Funny and melancholy and tender and wonderstruck, The Life Aquatic with Steve Zissou works wonderfully both as a film in its own right and as an encapsulation of everything Wes Anderson does. It’s an aquatic road trip centering on the weary midlife crisis of a sub-Jacques Cousteau type, a man who has gone from being vigorously larger than life to being smaller than his own legend, a man confronted with an adult son who is a stranger to him. This realistic set of emotional dilemmas is hyper-charged, saturated with Anderson’s attention to color and whimsy. (I usually can’t use the word “whimsy” without either gritting my teeth or rolling my eyes, but Anderson pulls it off.) The adult son, Ned (Owen Wilson), is a pilot for “Kentucky Airlines.” Steve Zissou (Bill Murray) is on a quest to kill–or at least fight–the possibly fantastical jaguar shark who ate his best friend. They travel on an elaborate boat with an on-staff Swedish masseuse, sailing through an ocean saturated with lovingly handcrafted imaginary fish; they execute a daring raid on a rival’s (Jeff Goldblum) research station and encounter pirates. No one else could have made this movie or even thought of it. They certainly wouldn’t have scored it with, among other things, David Bowie songs sung in Portuguese.

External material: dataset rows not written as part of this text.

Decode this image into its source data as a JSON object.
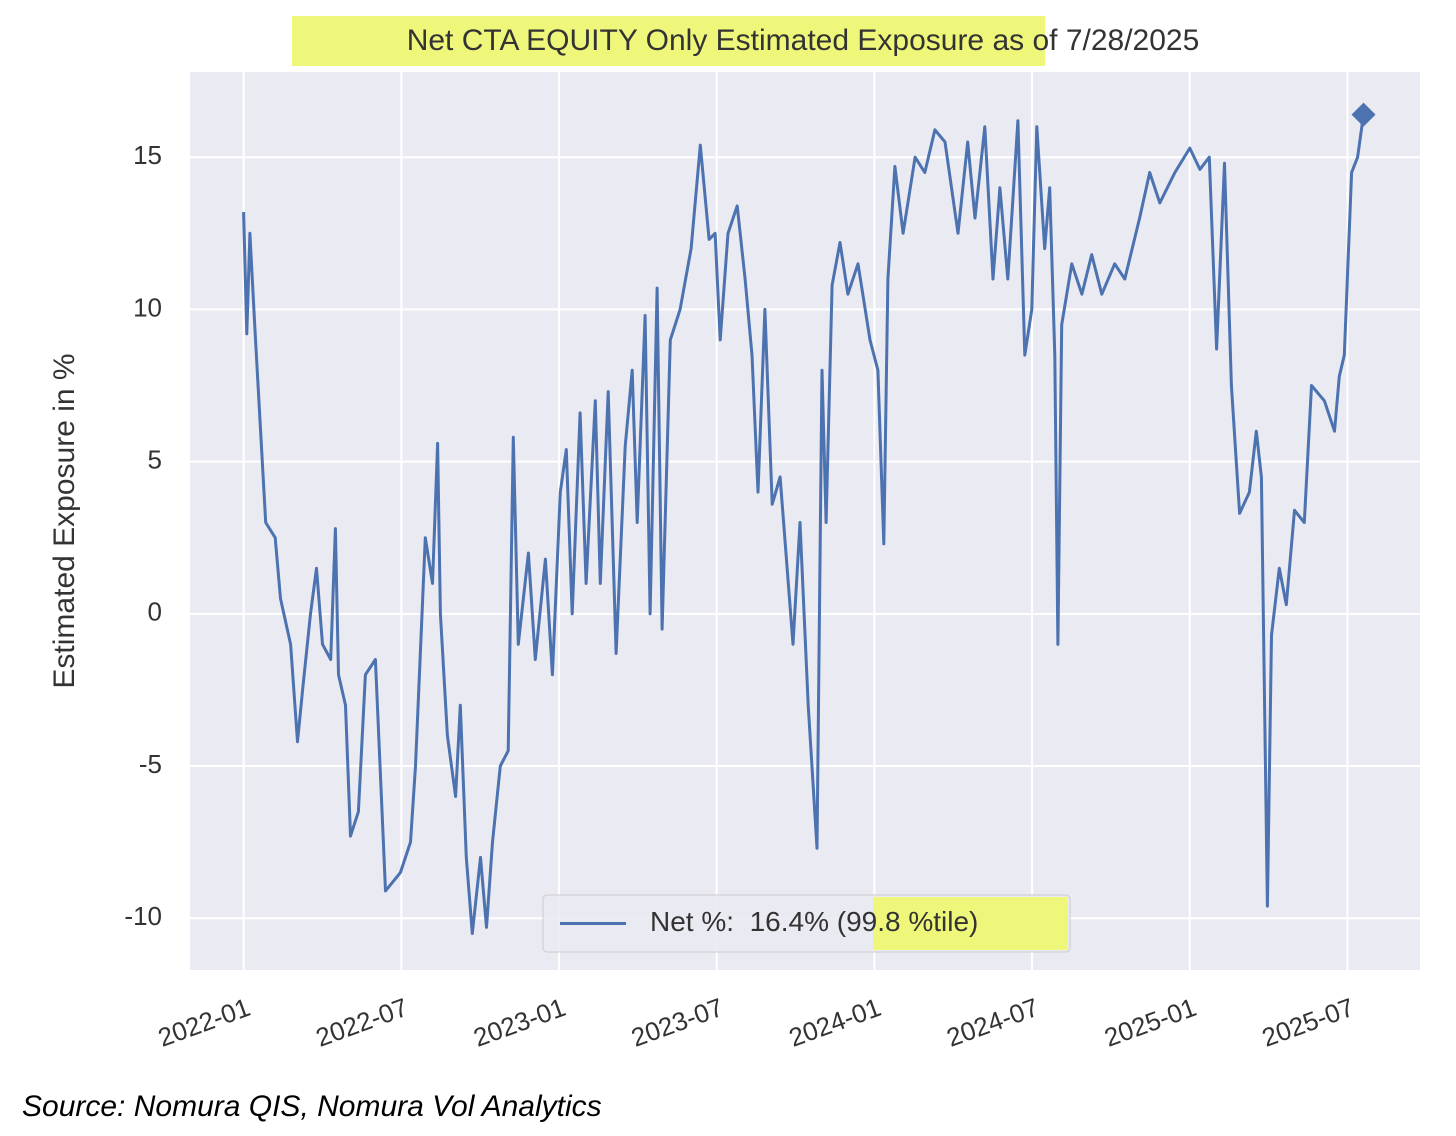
{
  "chart_data": {
    "type": "line",
    "title": "Net CTA EQUITY Only Estimated Exposure as of 7/28/2025",
    "ylabel": "Estimated Exposure in %",
    "source": "Source: Nomura QIS, Nomura Vol Analytics",
    "xlim": [
      2021.83,
      2025.73
    ],
    "ylim": [
      -11.7,
      17.8
    ],
    "xticks": [
      {
        "value": 2022.0,
        "label": "2022-01"
      },
      {
        "value": 2022.5,
        "label": "2022-07"
      },
      {
        "value": 2023.0,
        "label": "2023-01"
      },
      {
        "value": 2023.5,
        "label": "2023-07"
      },
      {
        "value": 2024.0,
        "label": "2024-01"
      },
      {
        "value": 2024.5,
        "label": "2024-07"
      },
      {
        "value": 2025.0,
        "label": "2025-01"
      },
      {
        "value": 2025.5,
        "label": "2025-07"
      }
    ],
    "yticks": [
      -10,
      -5,
      0,
      5,
      10,
      15
    ],
    "grid": true,
    "legend": "lower center",
    "x": [
      2022.0,
      2022.01,
      2022.02,
      2022.035,
      2022.054,
      2022.07,
      2022.1,
      2022.117,
      2022.149,
      2022.171,
      2022.187,
      2022.212,
      2022.231,
      2022.25,
      2022.276,
      2022.291,
      2022.301,
      2022.323,
      2022.339,
      2022.364,
      2022.386,
      2022.418,
      2022.45,
      2022.497,
      2022.529,
      2022.545,
      2022.576,
      2022.599,
      2022.615,
      2022.624,
      2022.646,
      2022.672,
      2022.687,
      2022.706,
      2022.725,
      2022.751,
      2022.77,
      2022.789,
      2022.814,
      2022.839,
      2022.855,
      2022.871,
      2022.903,
      2022.925,
      2022.957,
      2022.979,
      2023.004,
      2023.023,
      2023.042,
      2023.067,
      2023.086,
      2023.115,
      2023.131,
      2023.156,
      2023.181,
      2023.21,
      2023.232,
      2023.248,
      2023.273,
      2023.289,
      2023.311,
      2023.327,
      2023.353,
      2023.384,
      2023.419,
      2023.448,
      2023.476,
      2023.495,
      2023.511,
      2023.536,
      2023.565,
      2023.59,
      2023.612,
      2023.631,
      2023.653,
      2023.676,
      2023.701,
      2023.742,
      2023.764,
      2023.79,
      2023.818,
      2023.834,
      2023.847,
      2023.866,
      2023.891,
      2023.916,
      2023.948,
      2023.986,
      2024.011,
      2024.03,
      2024.043,
      2024.065,
      2024.091,
      2024.129,
      2024.16,
      2024.192,
      2024.224,
      2024.265,
      2024.296,
      2024.319,
      2024.35,
      2024.376,
      2024.398,
      2024.423,
      2024.455,
      2024.477,
      2024.499,
      2024.515,
      2024.54,
      2024.556,
      2024.572,
      2024.582,
      2024.594,
      2024.626,
      2024.658,
      2024.689,
      2024.721,
      2024.762,
      2024.794,
      2024.841,
      2024.873,
      2024.905,
      2024.953,
      2025.0,
      2025.032,
      2025.062,
      2025.085,
      2025.11,
      2025.132,
      2025.158,
      2025.189,
      2025.211,
      2025.227,
      2025.246,
      2025.259,
      2025.284,
      2025.306,
      2025.332,
      2025.363,
      2025.386,
      2025.427,
      2025.459,
      2025.474,
      2025.49,
      2025.513,
      2025.532,
      2025.551
    ],
    "series": [
      {
        "name": "Net %:  16.4% (99.8 %tile)",
        "color": "#4c72b0",
        "values": [
          13.2,
          9.2,
          12.5,
          9.5,
          6,
          3,
          2.5,
          0.5,
          -1,
          -4.2,
          -2.5,
          0,
          1.5,
          -1,
          -1.5,
          2.8,
          -2,
          -3,
          -7.3,
          -6.5,
          -2,
          -1.5,
          -9.1,
          -8.5,
          -7.5,
          -5,
          2.5,
          1,
          5.6,
          0,
          -4,
          -6,
          -3,
          -8,
          -10.5,
          -8,
          -10.3,
          -7.5,
          -5,
          -4.5,
          5.8,
          -1,
          2,
          -1.5,
          1.8,
          -2,
          4,
          5.4,
          0,
          6.6,
          1,
          7,
          1,
          7.3,
          -1.3,
          5.5,
          8,
          3,
          9.8,
          0,
          10.7,
          -0.5,
          9,
          10,
          12,
          15.4,
          12.3,
          12.5,
          9,
          12.5,
          13.4,
          11,
          8.5,
          4,
          10,
          3.6,
          4.5,
          -1,
          3,
          -3,
          -7.7,
          8,
          3,
          10.8,
          12.2,
          10.5,
          11.5,
          9,
          8,
          2.3,
          11,
          14.7,
          12.5,
          15,
          14.5,
          15.9,
          15.5,
          12.5,
          15.5,
          13,
          16,
          11,
          14,
          11,
          16.2,
          8.5,
          10,
          16,
          12,
          14,
          8.5,
          -1,
          9.5,
          11.5,
          10.5,
          11.8,
          10.5,
          11.5,
          11,
          13,
          14.5,
          13.5,
          14.5,
          15.3,
          14.6,
          15,
          8.7,
          14.8,
          7.5,
          3.3,
          4,
          6,
          4.5,
          -9.6,
          -0.7,
          1.5,
          0.3,
          3.4,
          3,
          7.5,
          7,
          6,
          7.8,
          8.5,
          14.5,
          15,
          16.4
        ]
      }
    ]
  }
}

It all comes together amazingly well. Anderson is, in his strange way, both a maximalist and a minimalist. He wants to do everything and to do it on an emotionally outsized scale: he wants adventure and color and a drama that plays out with life and death stakes and stylized language. He does all of that, but he does it via a massive accumulation of tiny, intricate details and an attention to the real emotions of his collection of tattered cynics and shining idealists and hard-bitten realists. Those two styles blend to particularly great effect here, making this possibly my new favorite Anderson movie.
Other pleasures: Willem Dafoe’s exuberant vulnerability as Klaus Daimler, the Team Zissou member who desperately wants Zissou’s fatherly love and approval; a cascade of unpaid interns who have to share a Glock; Anjelica Houston and Cate Blanchett, imbuing relative levelheadedness with a kind of ethereal strangeness, projecting a sense of reality to their characters even in a film centered on the emotional lives of the men at its core; the fact that the earnest bond company employee is referred to, derisively and fondly and matter-of-factly, as “Bond Company Stooge”; the Bowie; and considerable quotability (“Who the shit is Kingsley Zissou?”).
The Life Aquatic with Steve Zissou is streaming on Amazon Prime.